= Church of Christ (Brewsterite) =

The Church of Christ was a schismatic sect from the Latter Day Saint movement that was founded in 1848 by James C. Brewster and Hazen Aldrich. Because of the church's belief that Brewster was a prophet, the group is often called the Brewsterites.

==History==
After the mob killing of Joseph Smith, apostle William E. McLellin and other early church leaders returned to Kirtland, Ohio, to pick up the remnants of the church there. The group adopted the original name of the Latter Day Saint church, the "Church of Christ". Two principles of the movement were to (1) accept David Whitmer as leader, and (2) declare Kirtland as the proper center of the church.

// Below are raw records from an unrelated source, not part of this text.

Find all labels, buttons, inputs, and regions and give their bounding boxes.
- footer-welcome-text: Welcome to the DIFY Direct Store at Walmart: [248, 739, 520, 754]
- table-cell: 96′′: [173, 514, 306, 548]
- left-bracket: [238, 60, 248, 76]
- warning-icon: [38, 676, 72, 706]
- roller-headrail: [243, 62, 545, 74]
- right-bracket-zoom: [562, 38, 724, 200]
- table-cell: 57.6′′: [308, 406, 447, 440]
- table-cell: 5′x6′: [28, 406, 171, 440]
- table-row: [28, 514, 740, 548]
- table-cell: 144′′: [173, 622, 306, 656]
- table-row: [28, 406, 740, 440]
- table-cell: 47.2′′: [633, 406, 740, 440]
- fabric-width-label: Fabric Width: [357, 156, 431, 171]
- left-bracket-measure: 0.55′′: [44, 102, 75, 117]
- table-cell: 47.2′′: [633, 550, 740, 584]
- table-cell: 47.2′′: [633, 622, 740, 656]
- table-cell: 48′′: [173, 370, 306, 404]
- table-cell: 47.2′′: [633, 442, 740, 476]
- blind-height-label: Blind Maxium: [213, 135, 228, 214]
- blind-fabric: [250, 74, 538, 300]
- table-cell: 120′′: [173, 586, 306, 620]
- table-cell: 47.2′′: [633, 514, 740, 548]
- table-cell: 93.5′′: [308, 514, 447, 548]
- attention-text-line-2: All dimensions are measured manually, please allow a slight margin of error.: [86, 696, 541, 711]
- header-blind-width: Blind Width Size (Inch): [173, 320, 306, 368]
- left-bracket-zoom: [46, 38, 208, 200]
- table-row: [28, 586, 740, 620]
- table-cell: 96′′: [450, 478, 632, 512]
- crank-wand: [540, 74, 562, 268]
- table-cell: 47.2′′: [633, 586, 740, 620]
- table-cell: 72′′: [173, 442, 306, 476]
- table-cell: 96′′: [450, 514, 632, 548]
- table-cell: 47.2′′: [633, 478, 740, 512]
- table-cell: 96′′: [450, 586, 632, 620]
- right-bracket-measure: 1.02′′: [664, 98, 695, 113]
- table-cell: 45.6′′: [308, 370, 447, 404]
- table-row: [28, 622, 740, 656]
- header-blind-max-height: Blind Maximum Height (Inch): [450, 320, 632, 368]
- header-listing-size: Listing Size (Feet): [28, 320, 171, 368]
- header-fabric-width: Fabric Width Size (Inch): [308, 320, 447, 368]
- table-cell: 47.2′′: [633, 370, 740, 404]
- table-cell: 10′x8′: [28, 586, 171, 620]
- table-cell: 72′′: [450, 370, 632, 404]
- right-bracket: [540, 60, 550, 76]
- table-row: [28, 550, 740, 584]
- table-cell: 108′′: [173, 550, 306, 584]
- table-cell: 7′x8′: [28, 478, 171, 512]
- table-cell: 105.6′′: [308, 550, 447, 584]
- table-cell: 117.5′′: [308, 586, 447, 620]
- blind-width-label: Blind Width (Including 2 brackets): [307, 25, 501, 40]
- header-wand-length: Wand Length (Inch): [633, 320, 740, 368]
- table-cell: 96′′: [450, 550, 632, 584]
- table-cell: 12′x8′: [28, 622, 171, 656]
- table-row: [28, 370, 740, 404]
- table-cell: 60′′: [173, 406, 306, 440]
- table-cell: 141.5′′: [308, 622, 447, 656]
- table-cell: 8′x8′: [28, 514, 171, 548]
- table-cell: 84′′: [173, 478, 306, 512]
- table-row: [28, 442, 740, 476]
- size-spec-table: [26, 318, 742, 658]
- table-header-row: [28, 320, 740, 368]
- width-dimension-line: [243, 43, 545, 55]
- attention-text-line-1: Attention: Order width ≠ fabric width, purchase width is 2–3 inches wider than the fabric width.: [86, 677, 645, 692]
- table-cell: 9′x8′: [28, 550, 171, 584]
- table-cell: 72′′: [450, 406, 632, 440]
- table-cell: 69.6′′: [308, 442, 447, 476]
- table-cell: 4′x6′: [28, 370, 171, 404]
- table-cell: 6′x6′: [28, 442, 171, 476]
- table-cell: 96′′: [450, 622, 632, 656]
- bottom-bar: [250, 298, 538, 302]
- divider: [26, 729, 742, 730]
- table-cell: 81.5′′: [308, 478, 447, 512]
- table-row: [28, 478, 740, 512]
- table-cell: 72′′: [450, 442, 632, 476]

At the organization of the church in Springfield, Illinois, Hazen Aldrich was selected as the organization's first president. He selected James C. Brewster and Jackson Goodale (1816–1896) as his counselors in the First Presidency. The church published a periodical known as the Olive Branch, which often contained revelations that Brewster had obtained. Notable adherents included John E. Page, one of the original members of the Quorum of the Twelve.

Because Brewster lived in Springfield, the newspaper eventually moved operation to Illinois. In October 1849, a newspaper article indicated that Kirtland was a temporary headquarters, and they planned to move to California. On June 23, 1849, the group held a General Assembly in the Kirtland Temple. Six members accepted Brewster's revelation to move to California.

In 1850, Brewster declared that there was a land called "Bashan" in the Rio Grande Valley that God had selected as the new gathering place for the church. In 1851, Brewster and Goodale led a wagon train of followers to find Bashan, while Aldrich—who had begun to doubt Brewster's prophetic abilities—remained behind in Kirtland.

There were disagreements between Brewster and Goodale and the other members of the church on the journey to Bashan, and most of Brewster's followers, including Olive Oatman and her family, deserted Brewster and headed for California. Brewster returned to Illinois and the church was never reorganized.